Bugun...


GÜRKAN BİRİNCİ: Yeni Reform Paketinin Getirdikleri
Bakan Albayrak’ın açıklamaları önümüzdeki dönemde Türkiye’nin ekonomi politiğini anlamada önemli. Albayrak konuşmasında özellikle yapısal dönüşümlere vurgu yaptı.

facebook-paylas
Tarih: 11-04-2019 16:02
GÜRKAN BİRİNCİ: Yeni Reform Paketinin Getirdikleri

"Yeni Ekonomi Programı Yapısal Dönüşüm Adımları 2019"u düzenlenen basın toplantısıyla açıklayan Hazine ve Maliye Bakanı Berat Albayrak, ekonomi politikaları açısından önemli bir gündem için bir araya gelindiğini belirtti.

Bakan Albayrak’ın açıklamaları önümüzdeki dönemde Türkiye’nin ekonomi politiğini anlamada önemli. Albayrak konuşmasında özellikle yapısal dönüşümlere vurgu yaptı.

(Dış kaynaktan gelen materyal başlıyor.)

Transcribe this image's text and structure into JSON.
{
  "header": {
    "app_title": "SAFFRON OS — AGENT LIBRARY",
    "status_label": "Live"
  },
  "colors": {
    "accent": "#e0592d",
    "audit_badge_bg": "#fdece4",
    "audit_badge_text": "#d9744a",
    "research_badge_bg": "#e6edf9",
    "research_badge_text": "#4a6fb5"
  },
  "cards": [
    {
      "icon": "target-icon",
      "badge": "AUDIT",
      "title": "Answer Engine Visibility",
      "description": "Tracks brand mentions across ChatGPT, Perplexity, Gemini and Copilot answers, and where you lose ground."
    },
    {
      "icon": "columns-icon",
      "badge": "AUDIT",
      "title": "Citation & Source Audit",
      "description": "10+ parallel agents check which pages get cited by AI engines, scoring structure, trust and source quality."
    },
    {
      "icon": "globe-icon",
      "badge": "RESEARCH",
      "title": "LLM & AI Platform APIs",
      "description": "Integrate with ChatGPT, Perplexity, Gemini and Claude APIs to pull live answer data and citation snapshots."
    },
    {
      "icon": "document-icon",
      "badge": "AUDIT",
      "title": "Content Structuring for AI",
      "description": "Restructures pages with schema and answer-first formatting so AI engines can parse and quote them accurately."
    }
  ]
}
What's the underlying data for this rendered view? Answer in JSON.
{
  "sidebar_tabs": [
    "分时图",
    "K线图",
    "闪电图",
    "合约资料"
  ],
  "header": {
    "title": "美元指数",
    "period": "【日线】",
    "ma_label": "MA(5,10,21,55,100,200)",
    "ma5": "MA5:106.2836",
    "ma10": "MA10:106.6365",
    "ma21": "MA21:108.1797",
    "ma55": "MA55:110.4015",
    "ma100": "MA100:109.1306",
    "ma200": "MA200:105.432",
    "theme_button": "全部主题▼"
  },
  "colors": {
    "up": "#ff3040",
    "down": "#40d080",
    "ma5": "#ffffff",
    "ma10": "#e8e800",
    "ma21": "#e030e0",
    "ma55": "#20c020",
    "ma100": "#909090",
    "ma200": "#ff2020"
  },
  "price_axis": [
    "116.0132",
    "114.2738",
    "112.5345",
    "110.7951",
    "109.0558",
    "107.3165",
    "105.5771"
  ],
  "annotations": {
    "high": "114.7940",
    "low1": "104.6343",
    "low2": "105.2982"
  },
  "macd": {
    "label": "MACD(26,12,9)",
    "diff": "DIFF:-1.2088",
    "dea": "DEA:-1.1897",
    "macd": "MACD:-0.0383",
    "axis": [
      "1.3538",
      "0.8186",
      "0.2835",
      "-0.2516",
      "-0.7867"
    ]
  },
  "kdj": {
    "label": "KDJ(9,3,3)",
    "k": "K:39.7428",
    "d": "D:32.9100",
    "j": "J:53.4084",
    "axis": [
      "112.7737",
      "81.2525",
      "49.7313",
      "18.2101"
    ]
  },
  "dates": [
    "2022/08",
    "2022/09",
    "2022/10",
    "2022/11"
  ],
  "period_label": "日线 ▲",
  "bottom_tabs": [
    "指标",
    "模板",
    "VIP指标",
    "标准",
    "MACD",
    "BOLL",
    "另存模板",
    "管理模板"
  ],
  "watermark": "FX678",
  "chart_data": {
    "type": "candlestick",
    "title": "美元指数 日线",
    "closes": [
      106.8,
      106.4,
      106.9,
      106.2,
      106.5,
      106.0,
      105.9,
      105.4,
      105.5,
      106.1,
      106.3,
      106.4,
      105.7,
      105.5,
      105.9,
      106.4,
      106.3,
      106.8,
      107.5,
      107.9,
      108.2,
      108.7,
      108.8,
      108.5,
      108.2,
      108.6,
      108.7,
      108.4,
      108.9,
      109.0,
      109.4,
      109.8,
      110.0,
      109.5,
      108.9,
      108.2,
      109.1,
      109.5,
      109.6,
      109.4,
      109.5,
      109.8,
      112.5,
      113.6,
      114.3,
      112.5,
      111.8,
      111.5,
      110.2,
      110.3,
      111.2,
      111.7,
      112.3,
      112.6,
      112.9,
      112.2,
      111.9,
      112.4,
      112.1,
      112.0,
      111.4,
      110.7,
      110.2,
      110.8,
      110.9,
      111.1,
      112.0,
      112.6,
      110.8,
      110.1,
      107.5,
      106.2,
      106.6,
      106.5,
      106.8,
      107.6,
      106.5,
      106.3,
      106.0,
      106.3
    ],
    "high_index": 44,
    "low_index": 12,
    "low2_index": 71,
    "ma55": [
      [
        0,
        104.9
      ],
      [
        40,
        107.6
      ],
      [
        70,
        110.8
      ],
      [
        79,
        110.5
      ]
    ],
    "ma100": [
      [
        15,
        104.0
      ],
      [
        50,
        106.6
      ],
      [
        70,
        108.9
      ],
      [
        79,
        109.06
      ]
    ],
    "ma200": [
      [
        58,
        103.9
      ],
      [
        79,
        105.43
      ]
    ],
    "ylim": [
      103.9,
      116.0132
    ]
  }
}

Albayrak, reform alanlarının başında finansal sektör geldiğini belirterek, finansal sektör altındaki ilk alanın da bankacılık sektörü olacağını kaydetti.

Yeni Ekonomi Programı’nda “bankacılık sektörümüzün güçlü yapısını sürdürmesini ve reel sektörümüzü finanse etmeye devam etmesini temin etmek bu programın en önemli önceliklerinden bir tanesidir” dediğini anımsatan Albayrak, sözlerini şöyle sürdürdü:

“Geldiğimiz noktada, bankacılık sektörümüzün kredi hacmi, tahsili geçmiş alacaklar hariç 2 trilyon 513 milyar TL’dir. Geri ödemelerinde sorun beklenmeyen 1. gruptaki kredilerin toplam krediler içindeki oranı yüzde 89 seviyesindedir. 2. gruptaki yakın izlemedeki kredilerin payı ise 276 milyar TL, yani toplamda yüzde 11 seviyesindedir.

Albayrak’ın açıklamalarından bankacılık sektöründe önümüzdeki dönemde bir likidite krizinin beklenmediğini düşünebiliriz. Aynı zamanda borçluların da kredileri geri ödemelerde sorun yaşamayacak olması piyasalar açısından  rahatlatıcı olabilir.

Albayrak konuşmasının devamında "Özel bankalarımız yeniden sermayelendirme planlarını halihazırda yürütüyorlar. İhtiyaç halinde bu planlamalar doğrultusunda sermayelendirmelerini yapacaklar ve yapmaya da başladılar. Ayrıca, mali sistemin gözetim ve denetiminin güçlendirilmesi ve veriye dayalı iktisadi politikalar geliştirilmesi amacıyla, Ulusal Veri Merkezi’ni kuracağız. Dünyadaki en iyi örneklerin uygulaması olacak bu merkez ile risk ve potansiyellerin çok daha erken ve etkili analiz edilmesi sağlanacak." dedi.

Yeniden sermayelendirme sürecinde kaynağın nasıl sağlandığı konusu önemli. Bu sürecin bizi daha da dışa bağımlı hale getirmesi kırılgan olan ekonomimizi daha da zora sokabilir.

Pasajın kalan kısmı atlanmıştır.